Berliner Parlament gegen Antisemitismus: „Wann schieben wir endlich Björn Höcke ab?“

Im Abgeordnetenhaus verurteilten am Donnerstag alle Parteien Judenhass. Innensenator Andreas Geisel kündigte Studie zum Antisemitismus in Berlin an.

Wenige Tage nach den antisemitischen Ausschreitungen in Neukölln haben Politiker:innen aller Fraktionen im Berliner Abgeordnetenhaus die Taten verurteilt. In einer Debatte am Donnerstag im Plenum unterstrichen Vertreter aller sechs Fraktionen und Justizsenator Dirk Behrendt (Grüne) ihre Solidarität mit Israel und bekannten sich zum Existenz- und Selbstverteidigungsrecht des jüdischen Staates.

Gleichzeitig betonten sie, dass jüdische Menschen in Berlin sicher sein müssten und Antisemitismus jeder Art konsequent zu bekämpfen sei. Dazu beschloss das Parlament mit breiter Mehrheit wie schon 2018 auch eine Entschließung.

Es war aber, wie so oft, auch ein Wettstreit um die deutlichsten Worte: „Wer die Hand gegen einen Polizisten erhebt, gehört nicht mehr in unser Land, der ist in Berlin und in Deutschland nicht erwünscht“, sagte etwa der CDU-Fraktionsvorsitzende Burkard Dregger.
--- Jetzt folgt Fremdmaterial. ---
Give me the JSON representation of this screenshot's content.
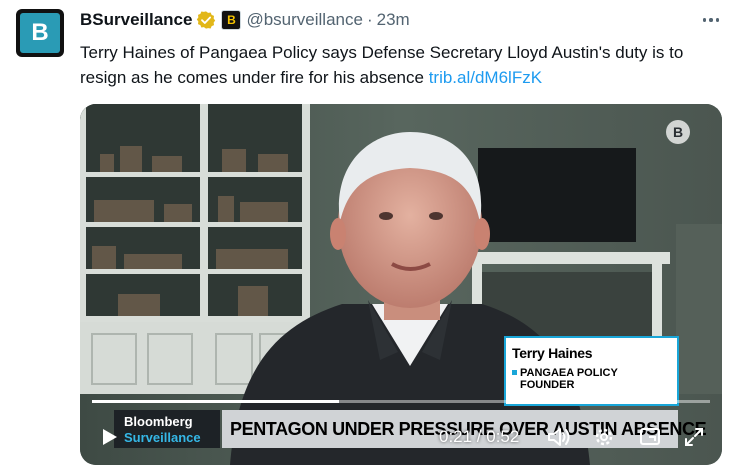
{
  "account": {
    "avatar_letter": "B",
    "display_name": "BSurveillance",
    "affiliate_badge": "B",
    "handle": "@bsurveillance",
    "separator": "·",
    "time": "23m"
  },
  "tweet": {
    "text": "Terry Haines of Pangaea Policy says Defense Secretary Lloyd Austin's duty is to resign as he comes under fire for his absence ",
    "link": "trib.al/dM6lFzK"
  },
  "video": {
    "watermark": "B",
    "lower_third": {
      "name": "Terry Haines",
      "title_line1": "PANGAEA POLICY",
      "title_line2": "FOUNDER"
    },
    "show_brand": {
      "line1": "Bloomberg",
      "line2": "Surveillance"
    },
    "chyron": "PENTAGON UNDER PRESSURE OVER AUSTIN ABSENCE",
    "current_time": "0:21",
    "duration": "0:52",
    "timecode": "0:21 / 0:52",
    "progress_fraction": 0.4
  },
  "icons": {
    "verified": "verified-badge-icon",
    "more": "more-icon",
    "play": "play-icon",
    "volume": "volume-icon",
    "settings": "settings-icon",
    "pip": "pip-icon",
    "fullscreen": "fullscreen-icon"
  },
  "colors": {
    "link": "#1d9bf0",
    "verified_gold": "#e2b719",
    "secondary_text": "#536471",
    "bloomberg_blue": "#19a6d8"
  }
}
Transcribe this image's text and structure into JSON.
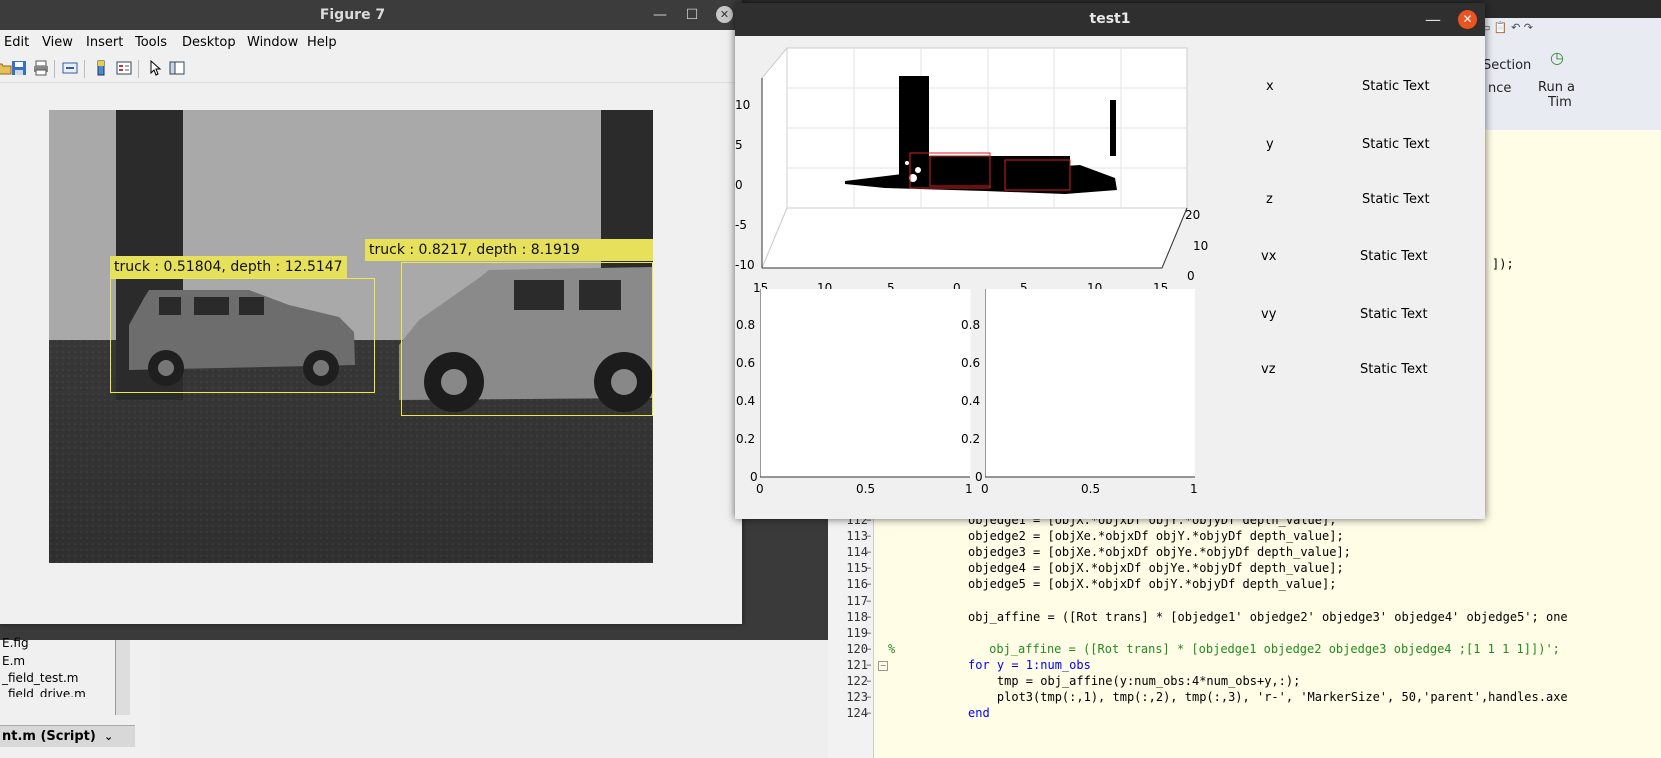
{
  "background": {
    "toolstrip": {
      "section_label": "Section",
      "advance_fragment": "nce",
      "run_time_label_1": "Run a",
      "run_time_label_2": "Tim"
    },
    "file_browser": {
      "files": [
        "E.fig",
        "E.m",
        "_field_test.m",
        "_field_drive.m"
      ],
      "current_file_label": "nt.m  (Script)"
    },
    "editor": {
      "fragment_line": "]);",
      "lines": [
        {
          "num": "112",
          "text": "objedge1 = [objX.*objxDf objY.*objyDf depth_value];"
        },
        {
          "num": "113",
          "text": "objedge2 = [objXe.*objxDf objY.*objyDf depth_value];"
        },
        {
          "num": "114",
          "text": "objedge3 = [objXe.*objxDf objYe.*objyDf depth_value];"
        },
        {
          "num": "115",
          "text": "objedge4 = [objX.*objxDf objYe.*objyDf depth_value];"
        },
        {
          "num": "116",
          "text": "objedge5 = [objX.*objxDf objY.*objyDf depth_value];"
        },
        {
          "num": "117",
          "text": ""
        },
        {
          "num": "118",
          "text": "obj_affine = ([Rot trans] * [objedge1' objedge2' objedge3' objedge4' objedge5'; one"
        },
        {
          "num": "119",
          "text": ""
        },
        {
          "num": "120",
          "text": "%             obj_affine = ([Rot trans] * [objedge1 objedge2 objedge3 objedge4 ;[1 1 1 1]])';"
        },
        {
          "num": "121",
          "text": "for y = 1:num_obs"
        },
        {
          "num": "122",
          "text": "    tmp = obj_affine(y:num_obs:4*num_obs+y,:);"
        },
        {
          "num": "123",
          "text": "    plot3(tmp(:,1), tmp(:,2), tmp(:,3), 'r-', 'MarkerSize', 50,'parent',handles.axe"
        },
        {
          "num": "124",
          "text": "end"
        }
      ]
    }
  },
  "figure7": {
    "title": "Figure 7",
    "menus": [
      "Edit",
      "View",
      "Insert",
      "Tools",
      "Desktop",
      "Window",
      "Help"
    ],
    "toolbar_icons": [
      "open-icon",
      "save-icon",
      "print-icon",
      "link-icon",
      "colorbar-icon",
      "legend-icon",
      "pointer-icon",
      "property-editor-icon"
    ],
    "detections": [
      {
        "label": "truck : 0.51804, depth : 12.5147"
      },
      {
        "label": "truck :  0.8217, depth :  8.1919"
      }
    ],
    "colors": {
      "box": "#f0e84a",
      "label_bg": "#e6e05a"
    }
  },
  "test1": {
    "title": "test1",
    "fields": [
      {
        "name": "x",
        "value": "Static Text"
      },
      {
        "name": "y",
        "value": "Static Text"
      },
      {
        "name": "z",
        "value": "Static Text"
      },
      {
        "name": "vx",
        "value": "Static Text"
      },
      {
        "name": "vy",
        "value": "Static Text"
      },
      {
        "name": "vz",
        "value": "Static Text"
      }
    ],
    "plot3d": {
      "z_ticks": [
        "10",
        "5",
        "0",
        "-5",
        "-10"
      ],
      "y_ticks": [
        "20",
        "10",
        "0"
      ],
      "x_ticks": [
        "15",
        "10",
        "5",
        "0",
        "5",
        "10",
        "15"
      ]
    },
    "plot_left": {
      "y_ticks": [
        "0",
        "0.2",
        "0.4",
        "0.6",
        "0.8"
      ],
      "x_ticks": [
        "0",
        "0.5",
        "1"
      ]
    },
    "plot_right": {
      "y_ticks": [
        "0",
        "0.2",
        "0.4",
        "0.6",
        "0.8"
      ],
      "x_ticks": [
        "0",
        "0.5",
        "1"
      ]
    },
    "colors": {
      "close": "#e95420",
      "bbox3d": "#d62020"
    }
  }
}
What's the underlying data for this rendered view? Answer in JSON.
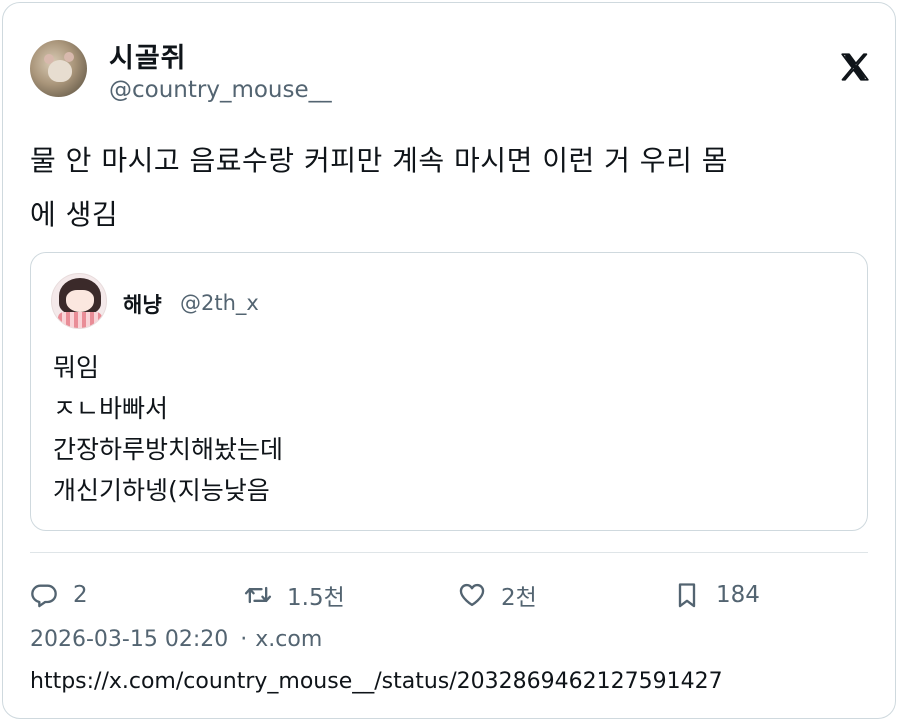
{
  "author": {
    "display_name": "시골쥐",
    "handle": "@country_mouse__"
  },
  "tweet": {
    "text_line1": "물 안 마시고 음료수랑 커피만 계속 마시면 이런 거 우리 몸",
    "text_line2": "에 생김"
  },
  "quoted_tweet": {
    "display_name": "해냥",
    "handle": "@2th_x",
    "lines": [
      "뭐임",
      "ㅈㄴ바빠서",
      "간장하루방치해놨는데",
      "개신기하넹(지능낮음"
    ]
  },
  "actions": {
    "replies": "2",
    "reposts": "1.5천",
    "likes": "2천",
    "bookmarks": "184"
  },
  "meta": {
    "timestamp": "2026-03-15 02:20",
    "separator": "·",
    "source": "x.com"
  },
  "url": "https://x.com/country_mouse__/status/2032869462127591427",
  "colors": {
    "text": "#0f1419",
    "secondary": "#536471",
    "border": "#cfd9de"
  },
  "icons": [
    "x-logo-icon",
    "reply-icon",
    "repost-icon",
    "like-icon",
    "bookmark-icon"
  ]
}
Er forderte außerdem einen besseren Schutz für jüdische Einrichtungen.

Bei den Ausschreitungen in Neukölln waren am Wochenende 93 Polizist:innen verletzt worden. Auf der Demonstration waren vor allem arabisch- und türkischstämmige Menschen. Auch die AfD nutzte die Debatte, um vor „importiertem Antisemitismus“ zu warnen, und forderte, die Täter auszuweisen.

Grünen-Spitzenkandidatin Bettina Jarasch entgegnete: „Hätten wir auch den Attentäter von Halle abschieben sollen? Und: Wann schieben wir endlich Björn Höcke ab?“ Der Kampf gegen Antisemitismus müsse hier geführt werden. „Den können wir nicht einfach von uns wegschieben", sagte sie.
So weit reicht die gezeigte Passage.